Tell us more about your equity investments in India: Taxman tell multinationals
Tax department questioned remittances, investments in equity by companies and have asked them to file returns.

Over the past few weeks, the income tax department has reached out to multinationals and sought clarity on several transactions and asked them to file returns.
Most of the transactions under question include remittances to foreign entities or investments in Indian entities.
While no formal notices have been issued yet, in most cases the tax department has sent formal communication through emails or messages.
“Dear Taxpayer, Income Tax Department has received information about outward foreign remittance (company name withheld) relating to account number for FY 2018-19. However, as per records available, ITR (income tax returns) for AY 2019-20 has not been filed,” one such message sent to a multinational read.
In other cases, the tax department has raised questions over equity investments, mainly in unlisted companies or in special purpose vehicles (SPVs).
Questions have also been asked in cases where investments have been made in listed entities, say people in the know.

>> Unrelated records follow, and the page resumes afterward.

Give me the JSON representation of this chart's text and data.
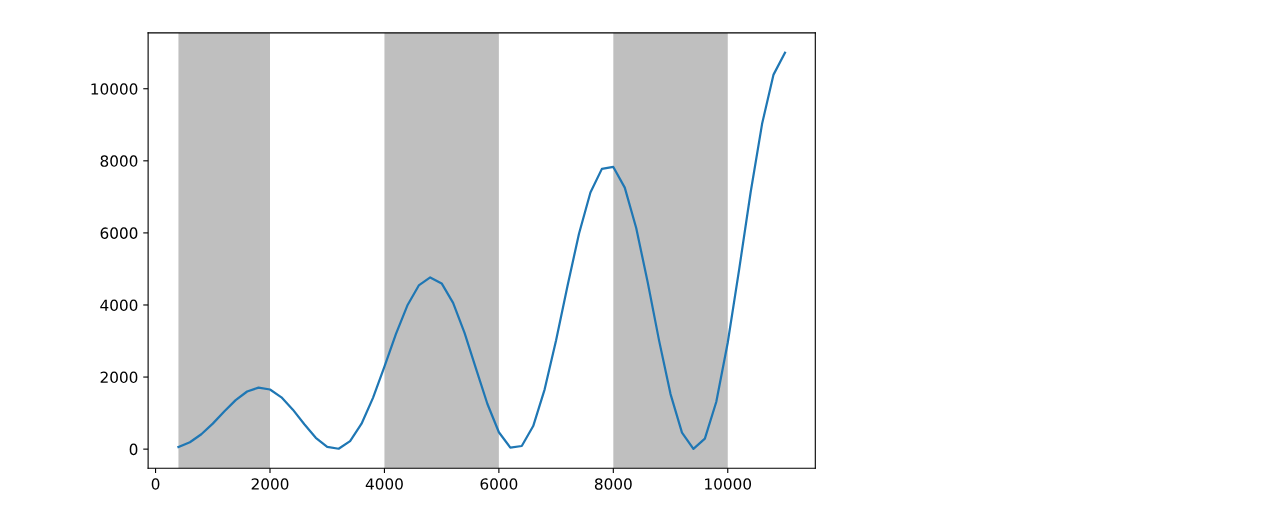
{
  "chart_data": {
    "type": "line",
    "x": [
      400,
      600,
      800,
      1000,
      1200,
      1400,
      1600,
      1800,
      2000,
      2200,
      2400,
      2600,
      2800,
      3000,
      3200,
      3400,
      3600,
      3800,
      4000,
      4200,
      4400,
      4600,
      4800,
      5000,
      5200,
      5400,
      5600,
      5800,
      6000,
      6200,
      6400,
      6600,
      6800,
      7000,
      7200,
      7400,
      7600,
      7800,
      8000,
      8200,
      8400,
      8600,
      8800,
      9000,
      9200,
      9400,
      9600,
      9800,
      10000,
      10200,
      10400,
      10600,
      10800,
      11000
    ],
    "series": [
      {
        "color": "#1f77b4",
        "values": [
          61,
          191,
          412,
          708,
          1042,
          1360,
          1599,
          1707,
          1654,
          1438,
          1095,
          691,
          314,
          60,
          11,
          222,
          705,
          1423,
          2291,
          3191,
          3984,
          4542,
          4764,
          4598,
          4059,
          3225,
          2232,
          1252,
          468,
          43,
          87,
          640,
          1660,
          3021,
          4536,
          5977,
          7120,
          7777,
          7831,
          7256,
          6135,
          4638,
          3011,
          1528,
          457,
          6,
          292,
          1316,
          2959,
          4997,
          7127,
          9027,
          10392,
          11000
        ]
      }
    ],
    "bands": [
      {
        "axis": "x",
        "from": 400,
        "to": 2000,
        "color": "#bfbfbf"
      },
      {
        "axis": "x",
        "from": 4000,
        "to": 6000,
        "color": "#bfbfbf"
      },
      {
        "axis": "x",
        "from": 8000,
        "to": 10000,
        "color": "#bfbfbf"
      }
    ],
    "xlim": [
      -130,
      11530
    ],
    "xticks": [
      0,
      2000,
      4000,
      6000,
      8000,
      10000
    ],
    "ylim": [
      -530,
      11550
    ],
    "yticks": [
      0,
      2000,
      4000,
      6000,
      8000,
      10000
    ],
    "grid": false,
    "legend": false
  }
}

Tax experts say that this is the first time the tax department is seeking information from multinationals over such transactions.
“Many multinationals are not comfortable filing income tax returns in India as they fear harassment at a later stage and they avoid if the filing is not mandatory. Many of the multinationals do not have a permanent establishment in India and the shares they have bought are in either investment entities or SPVs," said Paras Savla, a partner at tax advisory firm KPB & Associates, Chartered Accountants.